Red Tiger abutilon flower

Growing the Red Tiger Abutilon


Call them bell-shaped or hibiscus-like, but one thing there is no denying is that the abutilon Red Tiger® abutilon (Abutilon vexillarium var. ATN RT5), also known as the flowering maple, produces some gorgeous flowers. When grown in USDA hardiness zones 8 through 10, the news gets even better: this abutilon blooms continuously from spring until fall. Red Tiger’s blooms are yellow with red veining and the plant produces the same maple-like foliage of all abutilons. Easy to care for, Red Tiger will add lots of interest to your garden. You can purchase a young Red Tiger abutilon online, here. Full disclosure: I get commissions from purchases made through links in this post. I haven’t received any products for free — all of the ones I refer you to are those that I purchase and use.

Light and temperature

Although it tolerates and will bloom in cooler temperatures Red Tiger does best when temperatures are warm – between 65 and 75 degrees Fahrenheit.  The amount of light required depends on how warm it gets in the summer in your region. In hot areas, provide the plant with afternoon shade, otherwise bright light all day is ideal.

Water requirements

Like many plants, Red Tiger doesn’t tolerate soggy roots. It does, however, require consistently moist soil. When you water, soak the soil and then don’t water again until the surface of the soil is dry. Cut back on the amount of water you give the plant in winter, watering only enough to keep the soil from drying out completely.

Fertilizing red tiger

Watch Red Tiger for new growth in spring – that’s your signal to apply the season’s first dose of fertilizer. Mix 2 teaspoons of 20-20-20 (or any balanced fertilizer) in 1 gallon of water and drench the soil with the solution at the rate of 1 quart for each square foot of soil space. Apply 1/8 cup of 15-30-15 one month later. This dose is to boost the plant’s blooming power, so don’t skip it.

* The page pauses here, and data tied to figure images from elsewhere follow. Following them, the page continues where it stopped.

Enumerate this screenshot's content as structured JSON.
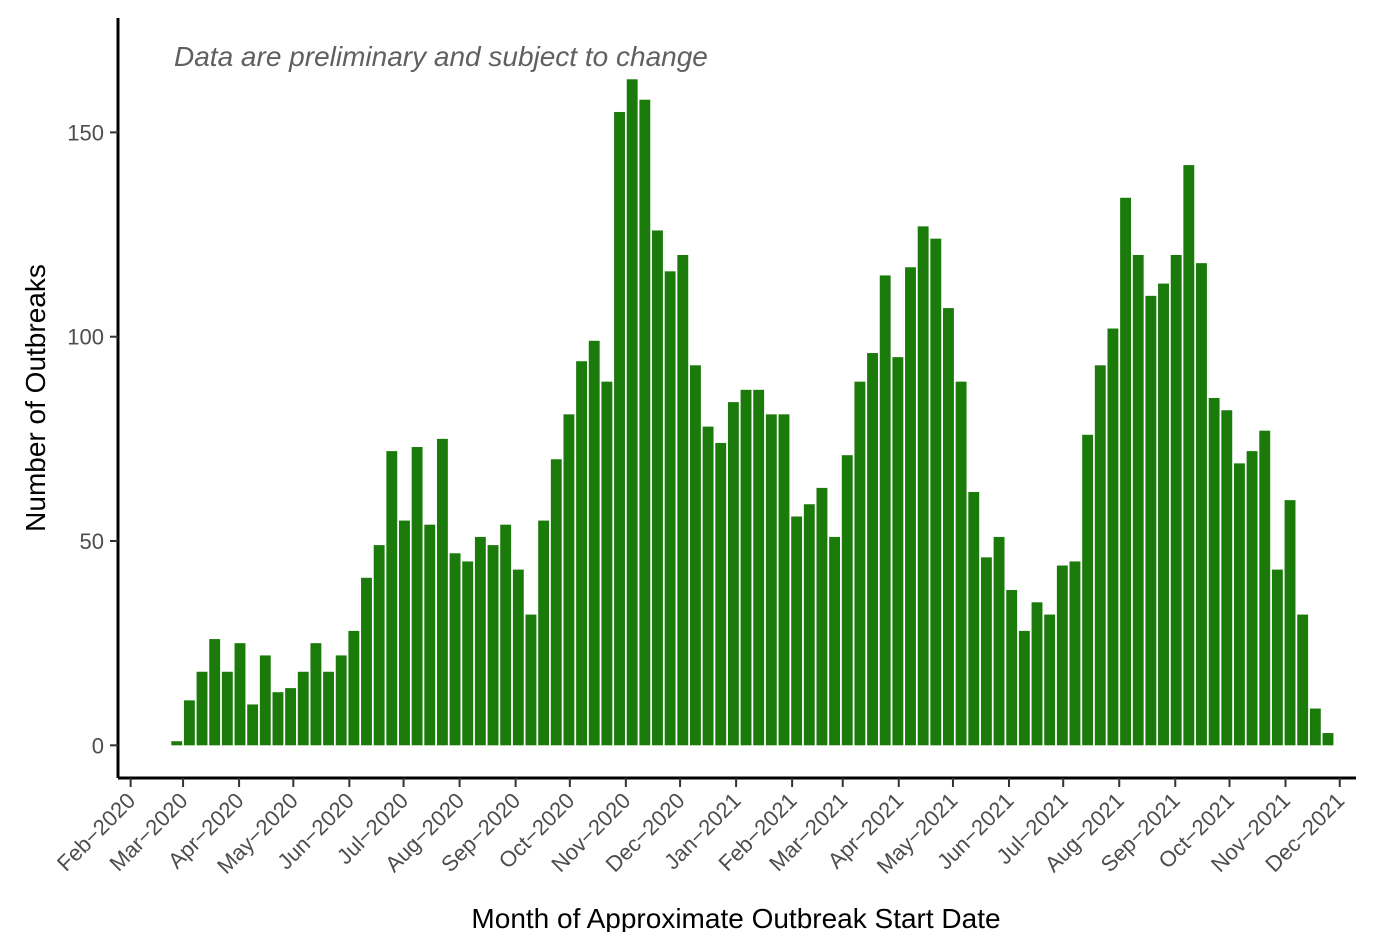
{
  "chart_data": {
    "type": "bar",
    "title": "",
    "annotation": "Data are preliminary and subject to change",
    "xlabel": "Month of Approximate Outbreak Start Date",
    "ylabel": "Number of Outbreaks",
    "bar_color": "#1a7a0a",
    "ylim": [
      -8,
      178
    ],
    "y_ticks": [
      0,
      50,
      100,
      150
    ],
    "x_ticks": [
      {
        "label": "Feb−2020",
        "date": "2020-02-01"
      },
      {
        "label": "Mar−2020",
        "date": "2020-03-01"
      },
      {
        "label": "Apr−2020",
        "date": "2020-04-01"
      },
      {
        "label": "May−2020",
        "date": "2020-05-01"
      },
      {
        "label": "Jun−2020",
        "date": "2020-06-01"
      },
      {
        "label": "Jul−2020",
        "date": "2020-07-01"
      },
      {
        "label": "Aug−2020",
        "date": "2020-08-01"
      },
      {
        "label": "Sep−2020",
        "date": "2020-09-01"
      },
      {
        "label": "Oct−2020",
        "date": "2020-10-01"
      },
      {
        "label": "Nov−2020",
        "date": "2020-11-01"
      },
      {
        "label": "Dec−2020",
        "date": "2020-12-01"
      },
      {
        "label": "Jan−2021",
        "date": "2021-01-01"
      },
      {
        "label": "Feb−2021",
        "date": "2021-02-01"
      },
      {
        "label": "Mar−2021",
        "date": "2021-03-01"
      },
      {
        "label": "Apr−2021",
        "date": "2021-04-01"
      },
      {
        "label": "May−2021",
        "date": "2021-05-01"
      },
      {
        "label": "Jun−2021",
        "date": "2021-06-01"
      },
      {
        "label": "Jul−2021",
        "date": "2021-07-01"
      },
      {
        "label": "Aug−2021",
        "date": "2021-08-01"
      },
      {
        "label": "Sep−2021",
        "date": "2021-09-01"
      },
      {
        "label": "Oct−2021",
        "date": "2021-10-01"
      },
      {
        "label": "Nov−2021",
        "date": "2021-11-01"
      },
      {
        "label": "Dec−2021",
        "date": "2021-12-01"
      }
    ],
    "xlim": [
      "2020-01-25",
      "2021-12-10"
    ],
    "grid": false,
    "legend": "none",
    "bars": [
      {
        "week_start": "2020-02-23",
        "value": 1
      },
      {
        "week_start": "2020-03-01",
        "value": 11
      },
      {
        "week_start": "2020-03-08",
        "value": 18
      },
      {
        "week_start": "2020-03-15",
        "value": 26
      },
      {
        "week_start": "2020-03-22",
        "value": 18
      },
      {
        "week_start": "2020-03-29",
        "value": 25
      },
      {
        "week_start": "2020-04-05",
        "value": 10
      },
      {
        "week_start": "2020-04-12",
        "value": 22
      },
      {
        "week_start": "2020-04-19",
        "value": 13
      },
      {
        "week_start": "2020-04-26",
        "value": 14
      },
      {
        "week_start": "2020-05-03",
        "value": 18
      },
      {
        "week_start": "2020-05-10",
        "value": 25
      },
      {
        "week_start": "2020-05-17",
        "value": 18
      },
      {
        "week_start": "2020-05-24",
        "value": 22
      },
      {
        "week_start": "2020-05-31",
        "value": 28
      },
      {
        "week_start": "2020-06-07",
        "value": 41
      },
      {
        "week_start": "2020-06-14",
        "value": 49
      },
      {
        "week_start": "2020-06-21",
        "value": 72
      },
      {
        "week_start": "2020-06-28",
        "value": 55
      },
      {
        "week_start": "2020-07-05",
        "value": 73
      },
      {
        "week_start": "2020-07-12",
        "value": 54
      },
      {
        "week_start": "2020-07-19",
        "value": 75
      },
      {
        "week_start": "2020-07-26",
        "value": 47
      },
      {
        "week_start": "2020-08-02",
        "value": 45
      },
      {
        "week_start": "2020-08-09",
        "value": 51
      },
      {
        "week_start": "2020-08-16",
        "value": 49
      },
      {
        "week_start": "2020-08-23",
        "value": 54
      },
      {
        "week_start": "2020-08-30",
        "value": 43
      },
      {
        "week_start": "2020-09-06",
        "value": 32
      },
      {
        "week_start": "2020-09-13",
        "value": 55
      },
      {
        "week_start": "2020-09-20",
        "value": 70
      },
      {
        "week_start": "2020-09-27",
        "value": 81
      },
      {
        "week_start": "2020-10-04",
        "value": 94
      },
      {
        "week_start": "2020-10-11",
        "value": 99
      },
      {
        "week_start": "2020-10-18",
        "value": 89
      },
      {
        "week_start": "2020-10-25",
        "value": 155
      },
      {
        "week_start": "2020-11-01",
        "value": 163
      },
      {
        "week_start": "2020-11-08",
        "value": 158
      },
      {
        "week_start": "2020-11-15",
        "value": 126
      },
      {
        "week_start": "2020-11-22",
        "value": 116
      },
      {
        "week_start": "2020-11-29",
        "value": 120
      },
      {
        "week_start": "2020-12-06",
        "value": 93
      },
      {
        "week_start": "2020-12-13",
        "value": 78
      },
      {
        "week_start": "2020-12-20",
        "value": 74
      },
      {
        "week_start": "2020-12-27",
        "value": 84
      },
      {
        "week_start": "2021-01-03",
        "value": 87
      },
      {
        "week_start": "2021-01-10",
        "value": 87
      },
      {
        "week_start": "2021-01-17",
        "value": 81
      },
      {
        "week_start": "2021-01-24",
        "value": 81
      },
      {
        "week_start": "2021-01-31",
        "value": 56
      },
      {
        "week_start": "2021-02-07",
        "value": 59
      },
      {
        "week_start": "2021-02-14",
        "value": 63
      },
      {
        "week_start": "2021-02-21",
        "value": 51
      },
      {
        "week_start": "2021-02-28",
        "value": 71
      },
      {
        "week_start": "2021-03-07",
        "value": 89
      },
      {
        "week_start": "2021-03-14",
        "value": 96
      },
      {
        "week_start": "2021-03-21",
        "value": 115
      },
      {
        "week_start": "2021-03-28",
        "value": 95
      },
      {
        "week_start": "2021-04-04",
        "value": 117
      },
      {
        "week_start": "2021-04-11",
        "value": 127
      },
      {
        "week_start": "2021-04-18",
        "value": 124
      },
      {
        "week_start": "2021-04-25",
        "value": 107
      },
      {
        "week_start": "2021-05-02",
        "value": 89
      },
      {
        "week_start": "2021-05-09",
        "value": 62
      },
      {
        "week_start": "2021-05-16",
        "value": 46
      },
      {
        "week_start": "2021-05-23",
        "value": 51
      },
      {
        "week_start": "2021-05-30",
        "value": 38
      },
      {
        "week_start": "2021-06-06",
        "value": 28
      },
      {
        "week_start": "2021-06-13",
        "value": 35
      },
      {
        "week_start": "2021-06-20",
        "value": 32
      },
      {
        "week_start": "2021-06-27",
        "value": 44
      },
      {
        "week_start": "2021-07-04",
        "value": 45
      },
      {
        "week_start": "2021-07-11",
        "value": 76
      },
      {
        "week_start": "2021-07-18",
        "value": 93
      },
      {
        "week_start": "2021-07-25",
        "value": 102
      },
      {
        "week_start": "2021-08-01",
        "value": 134
      },
      {
        "week_start": "2021-08-08",
        "value": 120
      },
      {
        "week_start": "2021-08-15",
        "value": 110
      },
      {
        "week_start": "2021-08-22",
        "value": 113
      },
      {
        "week_start": "2021-08-29",
        "value": 120
      },
      {
        "week_start": "2021-09-05",
        "value": 142
      },
      {
        "week_start": "2021-09-12",
        "value": 118
      },
      {
        "week_start": "2021-09-19",
        "value": 85
      },
      {
        "week_start": "2021-09-26",
        "value": 82
      },
      {
        "week_start": "2021-10-03",
        "value": 69
      },
      {
        "week_start": "2021-10-10",
        "value": 72
      },
      {
        "week_start": "2021-10-17",
        "value": 77
      },
      {
        "week_start": "2021-10-24",
        "value": 43
      },
      {
        "week_start": "2021-10-31",
        "value": 60
      },
      {
        "week_start": "2021-11-07",
        "value": 32
      },
      {
        "week_start": "2021-11-14",
        "value": 9
      },
      {
        "week_start": "2021-11-21",
        "value": 3
      }
    ]
  }
}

The appearance of new spring growth is also a sign that it’s time to prune the Red Tiger.  Ensure that your pruning equipment is sharp to avoid damaging the stems (I swear by the Garden Sharp sharpener — an amazing and inexpensive tool. You can find it here). and sterilize it by dipping in a solution of 1 part Lysol disinfectant and 3 parts of water.  Red Tiger tolerates heavy pruning so don’t be afraid to cut it back as far as you like. You’ll end up with a bushier abutilon.


Red Tiger is attractive to aphids and slugs. Aphids can be washed off the plant with a strong blast of water from the hose. Getting rid of slugs is more of a challenge, however, because most remedies involve toxic chemicals that are attractive to pets. Get rid of the slugs’ daytime hiding places, such as rocks and plant debris, then get rid of slugs by handpicking them off the Red Tiger (ah, don’t be squeamish and wear gloves) or by applying snail bait. Avoid snail bait products that contain metaldehyde if you have children and pets. Choose baits with iron phosphate instead. Monterrey Lawn and Garden Products makes a good one and you can order it online.

Grow Red Tiger abutilon indoors

If you live outside the plant’s hardiness zone, it will do fine indoors, provided you give it ample sunlight and warmth. Set it near a south-facing window and keep the room temperature at 65 degrees Fahrenheit or warmer, year-round. You’ll need to fertilize it more often as the fertilizer gets leached from the soil after continuous irrigations — let the top one-half inch of soil dry out before watering. When you do feed the plant, dilute the fertilizer mentioned above to half-strength and feed every two to three weeks while it’s actively growing.